Markus Krall und Marc Friedrich sehen die Hyperinflation

Markus Krall kann man aufgrund seiner zahlreichen Tweets über die Corona-Maßnahmen der Politik kritisch betrachten. Das sollte Kommentatoren und geneigte Beobachter aber nicht davon abhalten, seinen höchst interessanten Aussagen zur wirtschaftlichen Gesamtsituation zuzuhören, die er seit Monaten öffentlich präsentiert. Denn er ist absoluter Bankeninsider, und hat die letzten Jahre eine große Bankenkrise vorhergesagt. Zusammen mit Marc Friedrich bespricht er im folgenden Video Punkt für Punkt wichtiger Themen rund um die aktuelle Krise und zukünftige Entwicklungen.

Wichtig ist, was die nächsten Quartale passieren wird. Einig sind sich Marc Friedrich und Markus Krall, dass wir derzeit in einer deflationären Phase sind, auf die zwingend eine kräftige Inflation folgen soll. Nur wie schnell die Preise in eine Hyperinflation umschlagen, das könne man nicht genau vorhersehen. Entscheidend hierbei ist unter anderem, wann die Geldumlaufgeschwindigkeit anspringen müsste. Sehen Sie beim Klick an dieser Stelle genau zu diesem Punkt interessante Ausführungen von Hans-Werner Sinn.

Die EZB als großes Problem

Ein wichtiger Punkt im Gespräch zwischen Markus Krall und Marc Friedrich ist auch die zentral wichtige Rolle der EZB. Sie arbeite derzeit am digitalen Euro. Die EZB wisse, dass eine Hyperinflation (hier die Begriffserklärung) drohe. Sie wisse auch, dass die Leute aus dem Geld fliehen würden, wenn sie das Vertrauen darin verlieren. Mit einem digitalen Euro hätte die EZB Kontrolle über das gesamte Konsumverhalten der Menschen, und könnte zum Beispiel bestimmen, wie viel Geld die Bürger maximal in einem bestimmten Zeitraum ausgeben dürfen. Die Rolle der EZB insgesamt sehen die beiden grundsätzlich mehr als kritisch.

Der große Knall

Markus Krall macht wenig bis gar keine Hoffnung auf eine Rettung unseres jetzigen bestehenden Geldsystems. Der große Crash werde kommen. Je länger EZB und Politik die Probleme hinauszögern würden, desto schlimmer werde der unausweichliche große Knall sein.

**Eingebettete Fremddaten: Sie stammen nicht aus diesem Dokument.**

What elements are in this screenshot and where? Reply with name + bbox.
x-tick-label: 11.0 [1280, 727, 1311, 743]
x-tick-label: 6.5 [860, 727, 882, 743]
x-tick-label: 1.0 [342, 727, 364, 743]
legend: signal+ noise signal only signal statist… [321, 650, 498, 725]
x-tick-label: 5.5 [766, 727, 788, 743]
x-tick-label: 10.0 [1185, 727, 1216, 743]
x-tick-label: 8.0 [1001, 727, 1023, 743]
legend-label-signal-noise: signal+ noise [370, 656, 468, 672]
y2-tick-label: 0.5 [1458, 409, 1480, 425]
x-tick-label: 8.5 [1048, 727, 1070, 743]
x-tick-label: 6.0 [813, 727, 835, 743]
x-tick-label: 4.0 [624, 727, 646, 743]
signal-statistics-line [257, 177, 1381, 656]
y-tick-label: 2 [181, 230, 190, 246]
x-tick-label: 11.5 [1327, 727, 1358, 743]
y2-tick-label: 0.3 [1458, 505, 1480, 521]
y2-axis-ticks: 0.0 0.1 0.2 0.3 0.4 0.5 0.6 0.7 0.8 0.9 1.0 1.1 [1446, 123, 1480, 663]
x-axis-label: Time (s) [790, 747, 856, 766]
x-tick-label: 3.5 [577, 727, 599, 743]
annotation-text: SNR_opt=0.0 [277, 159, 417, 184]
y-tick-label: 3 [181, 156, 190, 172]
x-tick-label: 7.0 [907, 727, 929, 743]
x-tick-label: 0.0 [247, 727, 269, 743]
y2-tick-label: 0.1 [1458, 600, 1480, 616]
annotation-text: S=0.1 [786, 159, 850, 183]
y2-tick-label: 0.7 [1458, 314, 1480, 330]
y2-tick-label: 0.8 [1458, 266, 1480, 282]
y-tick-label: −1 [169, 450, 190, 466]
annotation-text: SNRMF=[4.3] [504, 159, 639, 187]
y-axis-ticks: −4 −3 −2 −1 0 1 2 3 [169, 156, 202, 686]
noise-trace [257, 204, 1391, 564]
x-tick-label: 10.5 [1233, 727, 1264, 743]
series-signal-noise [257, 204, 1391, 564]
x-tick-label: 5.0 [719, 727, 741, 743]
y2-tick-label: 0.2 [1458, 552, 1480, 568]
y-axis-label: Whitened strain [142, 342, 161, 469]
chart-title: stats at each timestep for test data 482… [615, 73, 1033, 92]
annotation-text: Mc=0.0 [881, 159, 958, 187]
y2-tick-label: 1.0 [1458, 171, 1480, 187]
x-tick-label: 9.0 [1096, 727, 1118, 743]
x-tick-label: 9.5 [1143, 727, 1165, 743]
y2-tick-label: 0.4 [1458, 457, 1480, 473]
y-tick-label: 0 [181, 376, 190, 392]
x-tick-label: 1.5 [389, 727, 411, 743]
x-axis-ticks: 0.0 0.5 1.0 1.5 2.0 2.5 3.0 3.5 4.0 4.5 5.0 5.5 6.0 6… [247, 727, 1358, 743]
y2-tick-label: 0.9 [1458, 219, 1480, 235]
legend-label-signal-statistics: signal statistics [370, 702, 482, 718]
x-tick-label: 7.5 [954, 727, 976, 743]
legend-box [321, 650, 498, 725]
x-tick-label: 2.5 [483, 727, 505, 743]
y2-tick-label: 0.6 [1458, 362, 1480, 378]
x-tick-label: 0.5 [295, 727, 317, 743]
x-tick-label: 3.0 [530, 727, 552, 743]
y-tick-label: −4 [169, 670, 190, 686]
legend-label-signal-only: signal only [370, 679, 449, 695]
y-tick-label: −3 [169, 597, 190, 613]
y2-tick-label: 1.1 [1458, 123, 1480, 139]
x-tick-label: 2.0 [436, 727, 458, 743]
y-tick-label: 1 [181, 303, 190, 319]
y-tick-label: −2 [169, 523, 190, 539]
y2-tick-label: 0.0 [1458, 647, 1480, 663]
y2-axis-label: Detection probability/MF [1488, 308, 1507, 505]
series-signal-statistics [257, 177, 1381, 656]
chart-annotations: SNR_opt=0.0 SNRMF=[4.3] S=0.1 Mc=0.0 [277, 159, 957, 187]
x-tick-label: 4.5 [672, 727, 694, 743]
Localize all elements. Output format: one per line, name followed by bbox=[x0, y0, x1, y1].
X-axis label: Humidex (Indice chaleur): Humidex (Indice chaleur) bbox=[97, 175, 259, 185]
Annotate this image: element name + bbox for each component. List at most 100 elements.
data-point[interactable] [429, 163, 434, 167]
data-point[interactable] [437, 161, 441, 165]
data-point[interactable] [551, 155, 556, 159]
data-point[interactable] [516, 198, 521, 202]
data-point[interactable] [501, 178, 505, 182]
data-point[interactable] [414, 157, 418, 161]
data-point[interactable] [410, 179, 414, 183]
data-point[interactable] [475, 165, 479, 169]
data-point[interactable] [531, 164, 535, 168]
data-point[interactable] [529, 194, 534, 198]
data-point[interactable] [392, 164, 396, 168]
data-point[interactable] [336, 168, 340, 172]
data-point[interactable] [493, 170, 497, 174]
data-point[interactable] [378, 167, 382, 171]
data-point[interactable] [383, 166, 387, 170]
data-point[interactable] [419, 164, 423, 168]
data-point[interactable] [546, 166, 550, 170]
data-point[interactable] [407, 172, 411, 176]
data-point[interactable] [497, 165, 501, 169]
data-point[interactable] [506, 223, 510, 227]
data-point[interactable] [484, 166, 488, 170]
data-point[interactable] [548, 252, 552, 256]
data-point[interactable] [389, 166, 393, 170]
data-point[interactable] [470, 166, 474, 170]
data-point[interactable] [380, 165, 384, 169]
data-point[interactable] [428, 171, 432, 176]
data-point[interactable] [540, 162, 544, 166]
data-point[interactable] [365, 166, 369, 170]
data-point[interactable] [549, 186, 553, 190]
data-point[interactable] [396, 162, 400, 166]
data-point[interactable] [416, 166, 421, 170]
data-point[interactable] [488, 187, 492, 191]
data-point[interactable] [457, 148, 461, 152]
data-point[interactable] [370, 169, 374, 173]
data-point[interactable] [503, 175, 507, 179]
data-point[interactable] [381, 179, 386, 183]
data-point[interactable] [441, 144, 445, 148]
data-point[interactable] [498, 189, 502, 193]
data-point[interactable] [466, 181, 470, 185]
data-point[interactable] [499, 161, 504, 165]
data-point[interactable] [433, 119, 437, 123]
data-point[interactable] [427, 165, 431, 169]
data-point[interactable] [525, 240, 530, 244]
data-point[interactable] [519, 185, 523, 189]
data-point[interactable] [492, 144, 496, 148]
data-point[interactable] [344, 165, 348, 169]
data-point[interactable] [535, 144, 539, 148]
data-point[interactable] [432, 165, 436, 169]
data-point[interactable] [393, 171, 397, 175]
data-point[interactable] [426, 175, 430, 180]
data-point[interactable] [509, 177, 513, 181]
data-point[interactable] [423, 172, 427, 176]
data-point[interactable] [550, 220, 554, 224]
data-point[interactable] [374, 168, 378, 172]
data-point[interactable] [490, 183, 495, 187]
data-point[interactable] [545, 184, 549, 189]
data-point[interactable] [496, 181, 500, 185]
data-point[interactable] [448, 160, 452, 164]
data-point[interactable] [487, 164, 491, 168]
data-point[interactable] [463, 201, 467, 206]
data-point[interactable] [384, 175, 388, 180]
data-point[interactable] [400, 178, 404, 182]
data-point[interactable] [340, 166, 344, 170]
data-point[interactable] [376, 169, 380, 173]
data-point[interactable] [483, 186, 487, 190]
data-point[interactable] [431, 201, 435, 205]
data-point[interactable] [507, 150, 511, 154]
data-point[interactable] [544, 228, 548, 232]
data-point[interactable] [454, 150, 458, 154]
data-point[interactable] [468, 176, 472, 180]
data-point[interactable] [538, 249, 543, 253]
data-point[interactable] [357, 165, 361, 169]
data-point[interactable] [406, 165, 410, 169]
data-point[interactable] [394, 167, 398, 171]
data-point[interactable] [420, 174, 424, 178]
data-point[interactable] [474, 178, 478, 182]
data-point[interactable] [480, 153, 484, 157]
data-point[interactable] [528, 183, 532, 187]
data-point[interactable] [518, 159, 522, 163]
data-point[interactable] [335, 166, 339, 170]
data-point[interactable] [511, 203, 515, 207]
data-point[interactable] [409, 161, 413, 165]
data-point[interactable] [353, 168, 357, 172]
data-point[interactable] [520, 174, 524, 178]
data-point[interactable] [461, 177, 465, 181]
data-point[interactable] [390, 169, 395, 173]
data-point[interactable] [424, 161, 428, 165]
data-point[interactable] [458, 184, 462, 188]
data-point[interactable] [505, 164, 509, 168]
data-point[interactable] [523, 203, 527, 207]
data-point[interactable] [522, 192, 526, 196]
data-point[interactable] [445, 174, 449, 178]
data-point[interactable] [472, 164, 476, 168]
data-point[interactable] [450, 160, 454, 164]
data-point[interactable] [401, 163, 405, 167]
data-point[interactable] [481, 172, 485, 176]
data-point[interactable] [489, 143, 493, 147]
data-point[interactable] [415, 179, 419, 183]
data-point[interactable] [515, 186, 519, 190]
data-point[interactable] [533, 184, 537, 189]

Immer mehr gesunde Firmen würden sich derzeit anstecken, weil sie als Lieferant zum Beispiel unwissentlich Forderungen gegenüber Zombieunternehmen aufbauen würden, die Forderungen nicht begleichen können. Auch wenn man die Aussicht der beiden auf eine Hyperinflation und einen großen Systemkollaps nicht zwingend teilen muss, so sind ihre Ausführungen und die Zustandsbeschreibungen der aktuellen Lage doch hochinteressant!